2. **Months_Hiring_Penilaian (Months_between_Hiring_and_Assessment):**
   - This feature will represent the number of Months between the hiring date and the 'penilaian karyawan' date.

3. **Tahun_Hiring**
   - This feature is obtained from TanggalHiring

4. **Tahun_Resign**
   - This feature is obtained from TanggalResign
   
These new features aim to provide more meaningful and model-friendly representations of the time-related information in the dataset.

In [13]:
df['Umur_pd_Penilaian'] = df['TanggalPenilaianKaryawan'].dt.year - df['TanggalLahir'].dt.year
df['Months_Hiring_Penilaian'] = ((df['TanggalPenilaianKaryawan']-df['TanggalHiring'])/np.timedelta64(1, 'M'))
df['Tahun_Hiring'] = df['TanggalHiring'].dt.year
df['Tahun_Resign'] = df['TanggalResign'].dt.year
df['Umur_pd_Penilaian'] = df['Umur_pd_Penilaian'].astype(int)
df['Months_Hiring_Penilaian'] = df['Months_Hiring_Penilaian'].astype(int)

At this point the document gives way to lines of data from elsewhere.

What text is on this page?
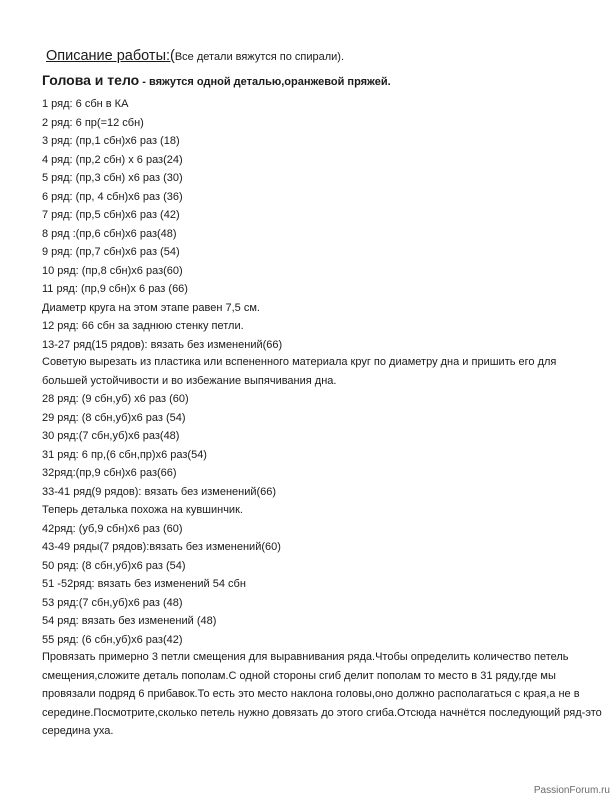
Описание работы:(Все детали вяжутся по спирали).
Голова и тело - вяжутся одной деталью,оранжевой пряжей.
1 ряд: 6 сбн в КА
2 ряд: 6 пр(=12 сбн)
3 ряд: (пр,1 сбн)х6 раз (18)
4 ряд: (пр,2 сбн) х 6 раз(24)
5 ряд: (пр,3 сбн) х6 раз (30)
6 ряд: (пр, 4 сбн)х6 раз (36)
7 ряд: (пр,5 сбн)х6 раз (42)
8 ряд :(пр,6 сбн)х6 раз(48)
9 ряд: (пр,7 сбн)х6 раз (54)
10 ряд: (пр,8 сбн)х6 раз(60)
11 ряд: (пр,9 сбн)х 6 раз (66)
Диаметр круга на этом этапе равен 7,5 см.
12 ряд: 66 сбн за заднюю стенку петли.
13-27 ряд(15 рядов): вязать без изменений(66)
Советую вырезать из пластика или вспененного материала круг по диаметру дна и пришить его для большей устойчивости и во избежание выпячивания дна.
28 ряд: (9 сбн,уб) х6 раз (60)
29 ряд: (8 сбн,уб)х6 раз (54)
30 ряд:(7 сбн,уб)х6 раз(48)
31 ряд: 6 пр,(6 сбн,пр)х6 раз(54)
32ряд:(пр,9 сбн)х6 раз(66)
33-41 ряд(9 рядов): вязать без изменений(66)
Теперь деталька похожа на кувшинчик.
42ряд: (уб,9 сбн)х6 раз (60)
43-49 ряды(7 рядов):вязать без изменений(60)
50 ряд: (8 сбн,уб)х6 раз (54)
51 -52ряд: вязать без изменений 54 сбн
53 ряд:(7 сбн,уб)х6 раз (48)
54 ряд: вязать без изменений (48)
55 ряд: (6 сбн,уб)х6 раз(42)
Провязать примерно 3 петли смещения для выравнивания ряда.Чтобы определить количество петель смещения,сложите деталь пополам.С одной стороны сгиб делит пополам то место в 31 ряду,где мы провязали подряд 6 прибавок.То есть это место наклона головы,оно должно располагаться с края,а не в середине.Посмотрите,сколько петель нужно довязать до этого сгиба.Отсюда начнётся последующий ряд-это середина уха.
PassionForum.ru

The dataset will be done for deeper analysis, steps like feature encoding, scaling, splitting, and similar processes will be deferred to a later stage.

---
# Stage 2: Annual Report On Employee Number Changes
---

- Number of Hiring and Resign employee based on year

In [14]:
df_hiring = df.groupby(['Tahun_Hiring']).agg({
    'Tahun_Hiring' : ['count']
}).reset_index()
df_hiring.columns = ['Tahun', 'Jumlah Hiring']
df_hiring

Unnamed: 0,Tahun,Jumlah Hiring
0,2006,1
1,2007,2
2,2008,2
3,2009,7
4,2010,8
5,2011,76
6,2012,41
7,2013,43
8,2014,56
9,2015,31


In [15]:
df_resign = df.groupby(['Tahun_Resign']).agg({
    'Tahun_Resign' : ['count']
}).reset_index()
df_resign.columns = ['Tahun', 'Jumlah Resign']
df_resign['Tahun'] = df_resign['Tahun'].astype(int)
df_resign

Unnamed: 0,Tahun,Jumlah Resign
0,2013,5
1,2014,12
2,2015,8
3,2016,8
4,2017,19
5,2018,26
6,2019,5
7,2020,6


- Join Table Hiring and Resign

In [16]:
df_Number_Changes = pd.merge(df_hiring, df_resign, on='Tahun', how='outer')
df_Number_Changes.fillna(0, inplace=True)
df_Number_Changes

Unnamed: 0,Tahun,Jumlah Hiring,Jumlah Resign
0,2006,1.0,0.0
1,2007,2.0,0.0
2,2008,2.0,0.0
3,2009,7.0,0.0
4,2010,8.0,0.0
5,2011,76.0,0.0
6,2012,41.0,0.0
7,2013,43.0,5.0
8,2014,56.0,12.0
9,2015,31.0,8.0


- The total number of employees who resigned, those who still remain, and the changes each year.

In [17]:
df_Number_Changes['Pertumbuhan Karyawan'] = df_Number_Changes.apply(lambda x: x['Jumlah Hiring'] - x['Jumlah Resign'], axis=1)
listPertumbuhan = list(df_Number_Changes['Pertumbuhan Karyawan'])
total = [listPertumbuhan[0]]
for i in range(1, len(listPertumbuhan)):
    total.append(total[i-1]+listPertumbuhan[i])
df_Number_Changes['Total Karyawan'] = total
df_Number_Changes

Unnamed: 0,Tahun,Jumlah Hiring,Jumlah Resign,Pertumbuhan Karyawan,Total Karyawan
0,2006,1.0,0.0,1.0,1.0
1,2007,2.0,0.0,2.0,3.0
2,2008,2.0,0.0,2.0,5.0
3,2009,7.0,0.0,7.0,12.0
4,2010,8.0,0.0,8.0,20.0
5,2011,76.0,0.0,76.0,96.0
6,2012,41.0,0.0,41.0,137.0
7,2013,43.0,5.0,38.0,175.0
8,2014,56.0,12.0,44.0,219.0
9,2015,31.0,8.0,23.0,242.0


- Plot

In [36]:
fig = go.Figure()
fig.add_trace(go.Waterfall(x = df_Number_Changes["Tahun"],
                          y = df_Number_Changes["Pertumbuhan Karyawan"],
                        #   measure = df["measure"].tolist(),
                          base = 0,   #by default
                           connector = {"line":{"dash":"dot"}}, #get dotted line as connector
                           textposition = "outside",
                           text = df_Number_Changes["Pertumbuhan Karyawan"].tolist(),
                           orientation = "v"  #by default
                          ))
fig.update_layout(title = "Pertumbuhan Karyawan Tiap Tahun")
fig.update_xaxes(range = (2006, 2020), title = "Tahun")
fig.update_yaxes(range = (0, 300), title = "Pertumbuhan Karyawan")
fig.update_layout(
    margin=dict(l=50, r=30, t=50, b=50),
)
fig.show()

From the plot, the employee count has shown an increase from 2006 to 2016, with a significant increase observed between 2011 and 2015, suggesting a period of significant expansion for the company. However, a decrease in the number of employees is evident from 2017 to 2020, a decrease that warrants special attention as it may impact the company's overall performance.